Friends and well-wishers from afar, both old and new, both corporeal and virtual, have shared this process with us. In so doing they — and this includes you, gentle reader — have made the “us” a far richer “us” than the tiny one described by our (not so) nuclear family. I might have guessed this before, but now I know: writing about extended family and love and community online actually does ricochet back in the form of an online community of extended family love. Wow. And thank you.

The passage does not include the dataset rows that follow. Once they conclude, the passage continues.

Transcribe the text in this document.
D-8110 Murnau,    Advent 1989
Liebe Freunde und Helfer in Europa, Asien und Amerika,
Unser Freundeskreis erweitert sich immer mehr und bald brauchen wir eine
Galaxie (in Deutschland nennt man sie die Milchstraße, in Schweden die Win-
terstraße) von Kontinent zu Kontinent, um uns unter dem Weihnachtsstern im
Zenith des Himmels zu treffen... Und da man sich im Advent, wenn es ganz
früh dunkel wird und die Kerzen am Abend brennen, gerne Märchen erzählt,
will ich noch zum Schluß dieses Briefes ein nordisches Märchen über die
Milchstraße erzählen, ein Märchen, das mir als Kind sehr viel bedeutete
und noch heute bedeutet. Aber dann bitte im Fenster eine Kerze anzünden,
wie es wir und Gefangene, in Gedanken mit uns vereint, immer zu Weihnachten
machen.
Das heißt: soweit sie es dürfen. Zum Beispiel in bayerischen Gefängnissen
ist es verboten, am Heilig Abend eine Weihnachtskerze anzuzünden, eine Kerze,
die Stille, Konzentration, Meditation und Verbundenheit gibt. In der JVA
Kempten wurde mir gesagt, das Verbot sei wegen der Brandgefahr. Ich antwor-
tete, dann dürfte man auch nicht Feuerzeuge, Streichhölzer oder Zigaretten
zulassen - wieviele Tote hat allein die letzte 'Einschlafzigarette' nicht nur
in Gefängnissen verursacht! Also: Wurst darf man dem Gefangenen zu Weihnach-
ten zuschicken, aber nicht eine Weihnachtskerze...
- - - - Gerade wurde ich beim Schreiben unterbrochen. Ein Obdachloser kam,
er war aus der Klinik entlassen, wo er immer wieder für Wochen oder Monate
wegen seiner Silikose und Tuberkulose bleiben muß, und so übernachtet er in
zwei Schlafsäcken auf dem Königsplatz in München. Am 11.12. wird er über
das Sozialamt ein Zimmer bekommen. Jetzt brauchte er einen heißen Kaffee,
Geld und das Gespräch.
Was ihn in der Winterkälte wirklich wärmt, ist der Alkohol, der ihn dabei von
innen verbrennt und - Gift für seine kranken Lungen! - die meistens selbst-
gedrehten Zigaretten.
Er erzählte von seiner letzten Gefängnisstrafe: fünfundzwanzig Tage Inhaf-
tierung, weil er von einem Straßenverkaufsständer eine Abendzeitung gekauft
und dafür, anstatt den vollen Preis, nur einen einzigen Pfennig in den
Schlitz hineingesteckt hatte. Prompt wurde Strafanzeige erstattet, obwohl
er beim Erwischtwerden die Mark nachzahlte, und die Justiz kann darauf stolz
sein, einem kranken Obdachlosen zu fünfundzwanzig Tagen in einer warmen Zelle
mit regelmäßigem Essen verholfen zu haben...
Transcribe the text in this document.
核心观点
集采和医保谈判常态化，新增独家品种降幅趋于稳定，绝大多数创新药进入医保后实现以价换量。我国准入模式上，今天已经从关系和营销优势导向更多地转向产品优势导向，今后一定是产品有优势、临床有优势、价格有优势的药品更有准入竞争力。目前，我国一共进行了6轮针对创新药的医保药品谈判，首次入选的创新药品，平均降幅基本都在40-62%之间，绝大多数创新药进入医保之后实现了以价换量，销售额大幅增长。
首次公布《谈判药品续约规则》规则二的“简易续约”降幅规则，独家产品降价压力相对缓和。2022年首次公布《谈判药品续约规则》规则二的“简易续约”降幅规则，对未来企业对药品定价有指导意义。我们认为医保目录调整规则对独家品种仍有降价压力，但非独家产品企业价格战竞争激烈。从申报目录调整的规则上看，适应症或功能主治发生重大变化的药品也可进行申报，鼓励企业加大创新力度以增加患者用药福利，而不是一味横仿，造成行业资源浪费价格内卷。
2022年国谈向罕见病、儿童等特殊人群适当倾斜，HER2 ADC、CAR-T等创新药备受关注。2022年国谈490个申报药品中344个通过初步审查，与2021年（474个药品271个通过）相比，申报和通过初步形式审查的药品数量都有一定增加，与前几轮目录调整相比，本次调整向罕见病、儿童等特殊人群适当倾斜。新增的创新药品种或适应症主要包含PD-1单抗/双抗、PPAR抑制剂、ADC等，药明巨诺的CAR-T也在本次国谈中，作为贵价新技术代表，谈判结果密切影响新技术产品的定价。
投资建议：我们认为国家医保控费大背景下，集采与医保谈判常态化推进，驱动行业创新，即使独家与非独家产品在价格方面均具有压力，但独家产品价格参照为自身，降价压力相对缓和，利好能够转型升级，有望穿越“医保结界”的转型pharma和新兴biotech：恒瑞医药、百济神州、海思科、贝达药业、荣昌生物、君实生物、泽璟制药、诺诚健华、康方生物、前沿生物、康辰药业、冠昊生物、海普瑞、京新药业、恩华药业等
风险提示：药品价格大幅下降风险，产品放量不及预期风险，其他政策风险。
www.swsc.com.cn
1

After we return home from the Big Event, we will be showered with chow for nearly two weeks by members of our extended family of local friends. Loving attention will be vital to our daughter during the immediate wake of her brother’s arrival, and when the beloved or I have to spend what we have on him, these people will be heaven-sent.

It should not go without being said, finally, that it was a friend’s generous contribution of that loving cup o’ sugar, as it were, that got each of our kids jump-started in the first place. For this (and this sumptuously beautiful account of it) we are blessed beyond belief. A good seven years before we conceived our first child, my beloved and I knew our ideal included her birthing one, maybe two kids, using a known donor. Ideally a friend. Ideally one who was already a father and therefore contented with an avuncular, rather than paternal, connection to our bairns. The only thing sweeter would be if such a person came to us via my friendship network (thereby making my role a vital one). Oh, wait: sweeter still would be if such a person came to us as a volunteer. Which, via one of my oldest and dearest friends, he did.

What a tidal wave of love carrying us. What an ocean of love. This is what everyone who pursues this kind of birth journey deserves. We who are blessed with it savor every droplet, and wish like droplets to rain upon whosomever is thirsting for ’em.